At the CBI dinner, Lord Mandelson warned that the Government's pockets were not limitless, but one possibility is the sort of wage subsidy widely practised on the Continent. These schemes come in various shapes and sizes. The purpose, however, is to preserve skills and jobs by subsidising short-time working as an alternative to redundancy.

Is this not just a bung by another name, and therefore a form of protectionism? Not really, for the idea is in effect to put companies into cold storage so that they can begin anew once demand returns. Perhaps surprisingly, some British manufacturers are resistant to such subsidy, believing that once hooked on paying employees to do nothing, it could take years to get rid of the habit.

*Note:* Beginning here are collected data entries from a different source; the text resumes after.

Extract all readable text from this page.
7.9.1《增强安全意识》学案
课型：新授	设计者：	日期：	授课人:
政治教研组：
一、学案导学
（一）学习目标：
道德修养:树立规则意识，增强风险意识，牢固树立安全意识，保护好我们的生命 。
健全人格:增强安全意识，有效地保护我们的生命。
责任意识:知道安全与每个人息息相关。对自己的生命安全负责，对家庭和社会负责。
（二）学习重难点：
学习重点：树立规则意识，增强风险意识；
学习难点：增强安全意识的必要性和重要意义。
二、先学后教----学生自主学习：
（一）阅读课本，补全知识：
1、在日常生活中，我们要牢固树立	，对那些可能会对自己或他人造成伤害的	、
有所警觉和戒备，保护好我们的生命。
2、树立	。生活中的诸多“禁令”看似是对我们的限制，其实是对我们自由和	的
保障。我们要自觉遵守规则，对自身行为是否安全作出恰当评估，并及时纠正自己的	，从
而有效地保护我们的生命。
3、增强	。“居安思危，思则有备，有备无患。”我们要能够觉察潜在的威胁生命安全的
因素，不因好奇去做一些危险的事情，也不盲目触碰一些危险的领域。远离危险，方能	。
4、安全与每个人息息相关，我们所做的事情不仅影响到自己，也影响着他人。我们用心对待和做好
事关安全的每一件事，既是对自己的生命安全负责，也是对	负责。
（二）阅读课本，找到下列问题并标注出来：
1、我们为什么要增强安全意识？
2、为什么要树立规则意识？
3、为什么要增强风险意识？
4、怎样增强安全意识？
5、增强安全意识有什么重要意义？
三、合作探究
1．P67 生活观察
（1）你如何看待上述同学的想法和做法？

There is also the issue of how to apply such subsidy so as not to support what are fundamentally "bad" companies which deserve to be put out of business by the downturn.

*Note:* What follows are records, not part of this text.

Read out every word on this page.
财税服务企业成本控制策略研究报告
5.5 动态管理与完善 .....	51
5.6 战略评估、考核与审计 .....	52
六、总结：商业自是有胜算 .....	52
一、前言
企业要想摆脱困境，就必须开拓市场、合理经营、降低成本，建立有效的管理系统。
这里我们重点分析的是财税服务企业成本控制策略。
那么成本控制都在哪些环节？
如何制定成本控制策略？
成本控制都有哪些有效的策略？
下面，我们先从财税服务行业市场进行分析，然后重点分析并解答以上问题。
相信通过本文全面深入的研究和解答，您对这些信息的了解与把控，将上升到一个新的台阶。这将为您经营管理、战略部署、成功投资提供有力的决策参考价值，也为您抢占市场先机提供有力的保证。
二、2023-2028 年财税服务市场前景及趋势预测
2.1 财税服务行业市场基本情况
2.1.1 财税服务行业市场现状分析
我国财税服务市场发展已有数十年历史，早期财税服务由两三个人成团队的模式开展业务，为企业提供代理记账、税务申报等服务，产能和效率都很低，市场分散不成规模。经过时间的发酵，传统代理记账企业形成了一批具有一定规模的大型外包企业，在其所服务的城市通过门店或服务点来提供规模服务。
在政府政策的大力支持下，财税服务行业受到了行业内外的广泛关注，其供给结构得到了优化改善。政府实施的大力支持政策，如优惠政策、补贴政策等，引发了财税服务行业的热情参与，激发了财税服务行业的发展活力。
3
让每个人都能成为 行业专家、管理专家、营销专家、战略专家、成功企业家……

In Holland, only companies that can show they have suffered a genuine demand shock can apply, but it may be that more wide-ranging filters would need to be introduced. One of the few genuine competitive advantages Britain has right now is its flexible labour market, which ought to allow the country to take swift advantage of any eventual upturn. Wage subsidy would obviously interfere with this advantage.

Another potentially attractive idea would be to give National Insurance holidays to companies which had suffered a serious demand shock, though again this would suffer from problems of definition and create uproar among companies denied the benefit. Whichever way you cut it, subsidising employment in a fair and equitable way ain't easy, even on a national scale, let alone when the international dimension is taken into account.

It's a slippery slope, with potentially very serious consequences for the public finances and international relations. It may, in any case, be better to use any government money avail-able to act on the demand side of the equation, rather than the supply side. In France and Germany, they do both. Besides paying people to do nothing, they also provide incentives to scrap the old banger and buy a new one.

Yet in the end, all these solutions are somewhat artificial. The best outcome would be simply for credit to start flowing again, allowing the market to decide in the usual way which companies survive and which fail. This has become the Holy Grail of public policy everywhere. Unfortunately, there is so far very little sign of success.

Still, there is some reason for hope. The proposed £50bn "Asset Purchase Facility", details of which were published by the Bank of England yesterday, may provide some relief. The idea is that the Government uses the facility to buy high-grade commercial paper and corporate bonds. In so doing, the Government may help to get the corporate bond market functioning again, allowing larger corporates to start securitising their debt in the normal way. This in turn should help to free up credit elsewhere in the banking system for SME lending.

We've seen these initiatives fail before, and there are no guarantees this time either. To halt and reverse the present contraction in credit, the Government may end up having to nationalise one or more of the major domestic banks outright, taking full control of the balance sheet. It may be undesirable, but it is surely better than sitting back and watching what remains of our manufacturing sector go to the wall.